В этом случае первые критики наперебой стремятся подчеркнуть то, что разнит его с этими системами. Далее это стремление заметно утихает – несмотря на то, что работа писателя не утрачивает своей новизны, а чаще всего даже обостряет ее. Тон критики становится более умеренным, из нее «вымываются» те сопоставления с нормой (чаще всего нигде не зафиксированной и живущей во всей полноте лишь в подвижном сознании современников), которые для нас наиболее ценны и труднее всего восполнимы.
Самые ранние опыты Чехова – сотрудника «малой прессы» – почти не попали в сферу внимания критики. Отзывы на его сборники «Пестрые рассказы» (1886) и даже «В сумерках» (1887) – единичны. Пристальное внимание критика обратила на него тогда, когда он стал печататься в толстых журналах. 1888 год – год дебюта в «Северном вестнике» – собрал статей и рецензий о Чехове больше, чем все предшествовавшие восемь лет его литературной работы (включая отзывы о театральных постановках).
Но к этому времени уже сложились основные черты его художественной манеры. Широкая критика, таким образом, получила ее сразу почти в «готовом виде», ее становления она не наблюдала.
Тем острее почувствовалась новизна этой манеры, ее отличие от литературной традиции – и это предопределило отрицательный или учительный тон большинства отзывов первых лет[127].
Эта новизна осознавалась критикой или как наследство юмористического прошлого, которое необходимо изжить, или как литературное неумение, или как сознательное нарушение общепринятых литературных правил.
«Г. Чехов <…> пренебрег литературной школой и литературными образцами авторитетов, – упрекал его критик «Гражданина», – пренебрег вкусами читающей публики (быть может, и дурными, но все же господствующими)»[128]. Как сформулировал общее мнение А. И. Введенский, все беды Чехова были в «его неуменье или нежеланье писать так, как требуется художественною теорией»[129].
В чем же видела критика это «пренебрежение литературными образцами» и «художественной теорией»? Приведем некоторые отзывы о Чехове после его дебюта в «Северном вестнике» – отзывы, выбранные из множества аналогичных (при этом будем иметь в виду, что критики говорили, конечно, не только о предметном мире, и потому приведенные здесь высказывания часто шире темы настоящей главы).
Нежелание входящего в «большую литературу» писателя следовать традиции критики видели прежде всего в «нецелесообразности» деталей в его произведениях, их «ненужности» для целого.
«Тургенев говорит, – писал критик «Еженедельного обозрения», разбирая повесть «Степь», – что каждая картина должна являться не случайною в повести, а составлять органически нераздельное с целым, так чтобы отсечь ее было невозможно без ущерба.
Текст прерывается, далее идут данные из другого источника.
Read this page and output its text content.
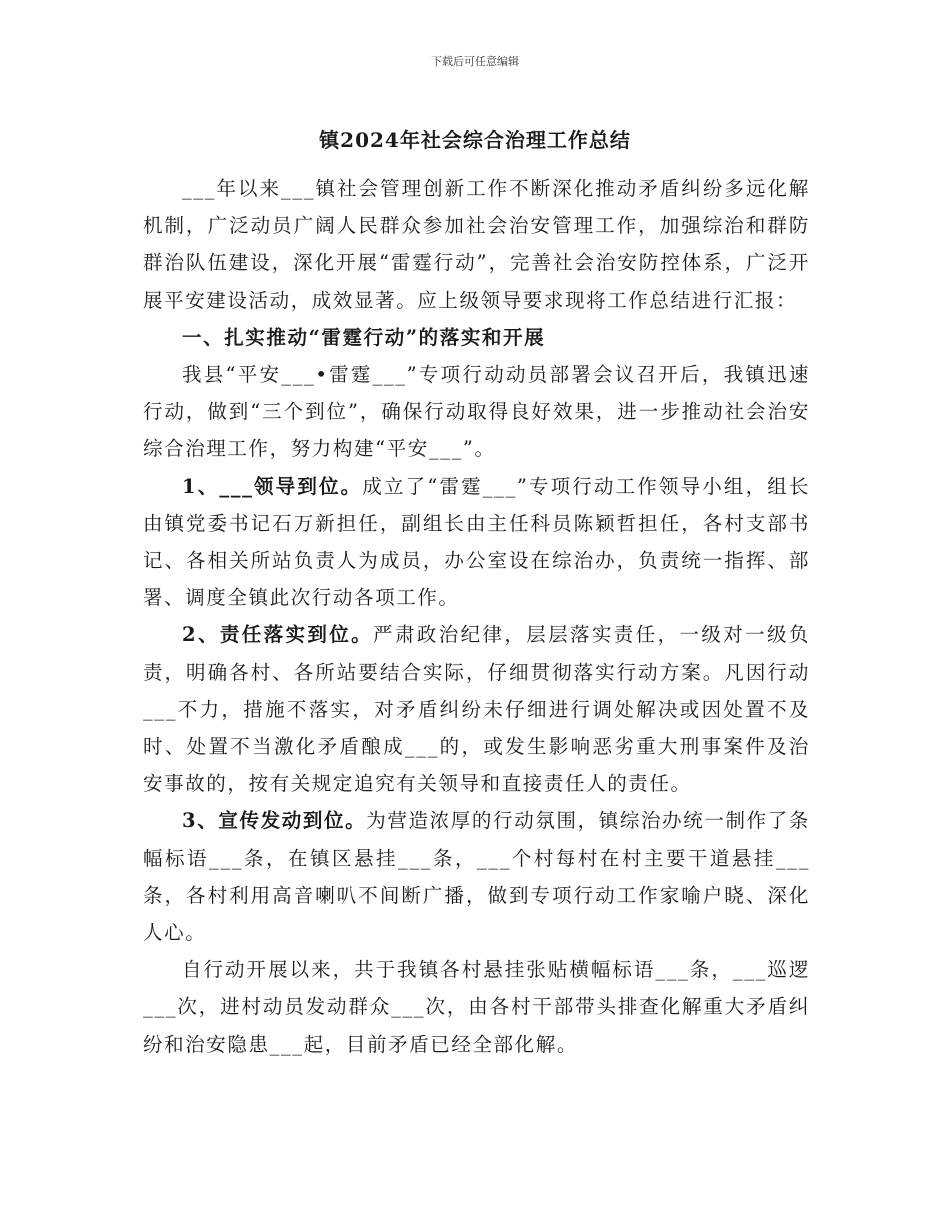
下载后可任意编辑
镇2024年社会综合治理工作总结

___年以来___镇社会管理创新工作不断深化推动矛盾纠纷多远化解机制，广泛动员广阔人民群众参加社会治安管理工作，加强综治和群防群治队伍建设，深化开展“雷霆行动”，完善社会治安防控体系，广泛开展平安建设活动，成效显著。应上级领导要求现将工作总结进行汇报：

一、扎实推动“雷霆行动”的落实和开展

我县“平安___•雷霆___”专项行动动员部署会议召开后，我镇迅速行动，做到“三个到位”，确保行动取得良好效果，进一步推动社会治安综合治理工作，努力构建“平安___”。

1、___领导到位。成立了“雷霆___”专项行动工作领导小组，组长由镇党委书记石万新担任，副组长由主任科员陈颖哲担任，各村支部书记、各相关所站负责人为成员，办公室设在综治办，负责统一指挥、部署、调度全镇此次行动各项工作。

2、责任落实到位。严肃政治纪律，层层落实责任，一级对一级负责，明确各村、各所站要结合实际，仔细贯彻落实行动方案。凡因行动___不力，措施不落实，对矛盾纠纷未仔细进行调处解决或因处置不及时、处置不当激化矛盾酿成___的，或发生影响恶劣重大刑事案件及治安事故的，按有关规定追究有关领导和直接责任人的责任。

3、宣传发动到位。为营造浓厚的行动氛围，镇综治办统一制作了条幅标语___条，在镇区悬挂___条，___个村每村在村主要干道悬挂___条，各村利用高音喇叭不间断广播，做到专项行动工作家喻户晓、深化人心。

自行动开展以来，共于我镇各村悬挂张贴横幅标语___条，___巡逻___次，进村动员发动群众___次，由各村干部带头排查化解重大矛盾纠纷和治安隐患___起，目前矛盾已经全部化解。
Между тем у г. Чехова несколько таких картин, которые могут быть урезаны без всякого ущерба для рассказа, например картина тонконогой бабы на бугре, ловля рыбы, в церкви, в лавке и др. За отсутствием их смысл нимало не изменяется, и все это, следовательно, лишний балласт…»[130]
«В своей коронной вещи „Степь“ г. Чехов показал себя виртуозом изобразительности, но не он здесь распоряжается пережитыми им впечатлениями, а эти впечатления сами увлекают его, нагромождаясь в непродуманные художественные конгломераты»[131].
«К картине, изображающей известное событие, нельзя припутывать детали из совершенно другой, посторонней картины. В этом только и состоит то, что называется художественною целостностью, – когда в художественном произведении нет ничего лишнего <…> и всякая частность занимает столько места, сколько нужно. Г. Чехов не всегда соблюдает это выгодное для впечатления правило, не обдумывает формы своих произведений»[132].
«Припомните другие рассказы г. Чехова. Не столь широкие и чуждые того эпического стиля, каким написана „Степь“, они столь же объективны, столь же отрывочно самостоятельны и подчас бесцельно подробны»[133].
С точки зрения соблюдения «художественных законов» Чехова сравнивали не только с признанными писателями, но и с его литературными сверстниками, которые в глазах критики имели в этом смысле перед Чеховым большое преимущество.
«Чтобы не ходить за сравнениями к большим художникам (тут всегда возражают: „ну, что это вздумали сравнивать с Тургеневым и Толстым!“), – писал Ю. Николаев, – возьмем одного из современных беллетристов <…> г. Короленко. <…> Каждый, самый маленький рассказ его <…> совершенно закончен и производит цельное, изящное впечатление; даже „отрывки“ его и те производят впечатление законченности. Не то у г. Чехова. Возьмите самый большой рассказ его „Степь“ или последнюю его повесть («Скучную историю». –
Мысль об отсутствии отбора, о лишних, не идущих к делу деталях у Чехова варьировалась не только в конце 80-х, но и в середине 90-х годов на разные лады.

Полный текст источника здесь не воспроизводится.